Though the colonel and his wife live on the brink of starvation, with no hope of income, the colonel’s dignity and pride remain intact. He refuses to let his wife sell their few possessions, lest anyone find out they’re starving. At his wife’s insistence, the colonel sells the rooster to his friend, Sabas, a fellow veteran who became rich through opportunistic political allegiances. The colonel, however, reneges on the deal and reclaims the rooster. At the novella’s end, the colonel’s wife asks the colonel in desperation what they will eat. The colonel replies that they will eat “hit” (62).

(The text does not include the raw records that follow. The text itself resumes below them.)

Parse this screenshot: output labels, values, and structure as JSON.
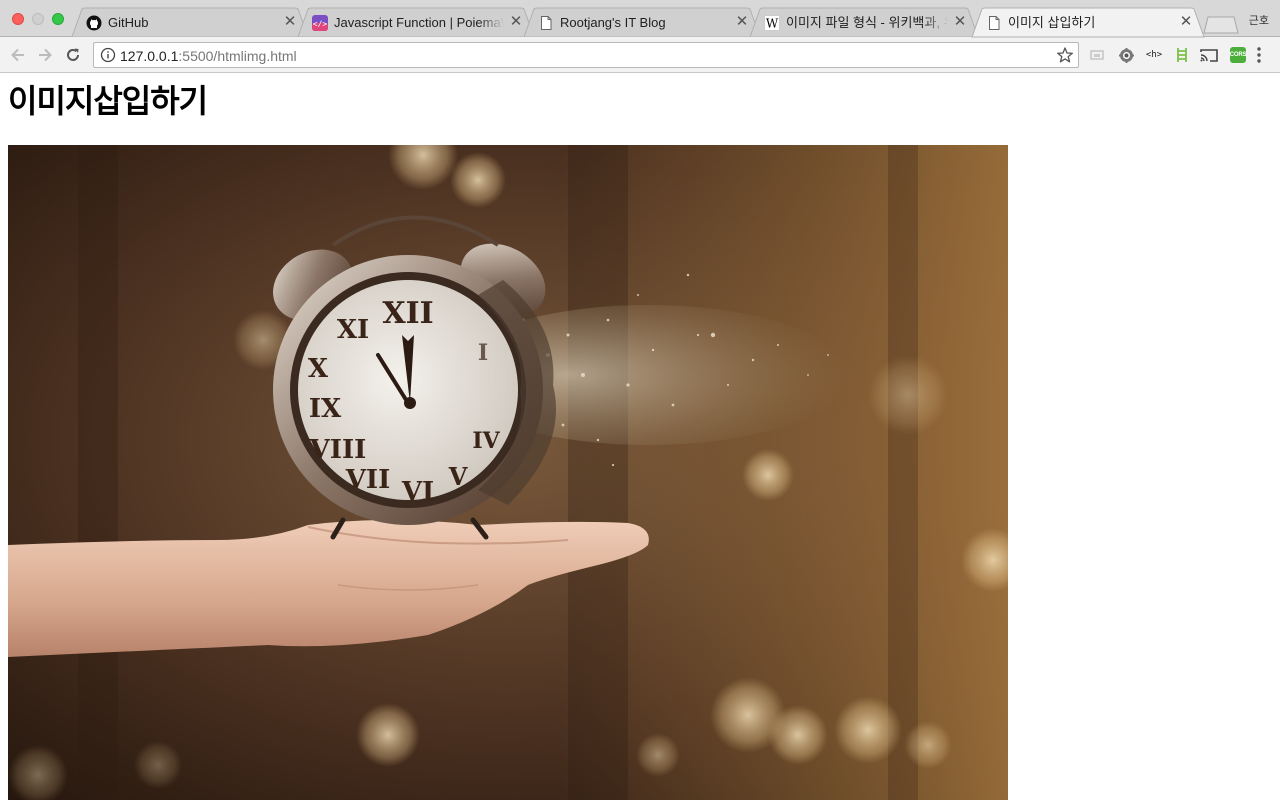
{
  "window": {
    "profile_name": "근호"
  },
  "tabs": [
    {
      "title": "GitHub",
      "icon": "github-icon",
      "active": false
    },
    {
      "title": "Javascript Function | PoiemaWeb",
      "icon": "poiemaweb-icon",
      "active": false
    },
    {
      "title": "Rootjang's IT Blog",
      "icon": "page-icon",
      "active": false
    },
    {
      "title": "이미지 파일 형식 - 위키백과, 우리 모두의 백과사전",
      "icon": "wikipedia-icon",
      "active": false
    },
    {
      "title": "이미지 삽입하기",
      "icon": "page-icon",
      "active": true
    }
  ],
  "toolbar": {
    "url_host": "127.0.0.1",
    "url_rest": ":5500/htmlimg.html",
    "extensions": [
      "cast-icon",
      "gear-extension-icon",
      "html-tag-icon",
      "ladder-extension-icon",
      "screen-cast-icon",
      "cors-extension-icon"
    ],
    "cors_label": "CORS"
  },
  "page": {
    "heading": "이미지삽입하기",
    "image_subject": "alarm-clock-disintegrating-over-hand"
  },
  "colors": {
    "tabstrip_bg": "#d8d8d8",
    "active_tab_bg": "#f2f2f2",
    "close_light": "#fc605c",
    "max_light": "#34c84a",
    "cors_green": "#4cae3b"
  }
}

The themes of political strife, economic disparity, desperation, and pride recur throughout each of the short stories that follow. A few stories focus on those living in poverty. “Tuesday Siesta” follows a destitute mother trying to track down her son, who is suspected of robbery and shot in a small village. In “There Are No Thieves in This Town,” a young man, Damaso, robs the local pool hall in hopes of getting enough money to support his wife and unborn baby. Balthazar, the titular woodworker in “Balthazar’s Marvelous Afternoon,” shares a sense of pride with the colonel when he lies about selling “the most beautiful cage in the world” (106) to a local aristocrat.

Other stories focus on the lives on the wealthy. Though they don’t want for food, shelter, or income, in Márquez’s stories, the wealthy are just as miserable as the poor. In “Montiel’s Widow,” the widow of a local aristocrat eats “herself up in desperation” (118). She realizes that though her husband’s wealth was won not by “the killing of the poor but the expulsion of the rich” (119), her husband did nothing to halt the killing of the poor by the mayor and others. “One Day After Saturday” shows how a mysterious plague of dead birds affects a wealthy widow and an aging priest. Finally, “Big Mama’s Funeral” shows the chaos that ensues when a legendary autocrat who derives her power from illegal activities passes away.

The stories in this collection stray from the magical realism for which Márquez became well-known in favor of realism. Márquez uses humor and irony throughout the stories not to lighten the seriousness of the situations he writes about but to imbue them with a depth of humanity.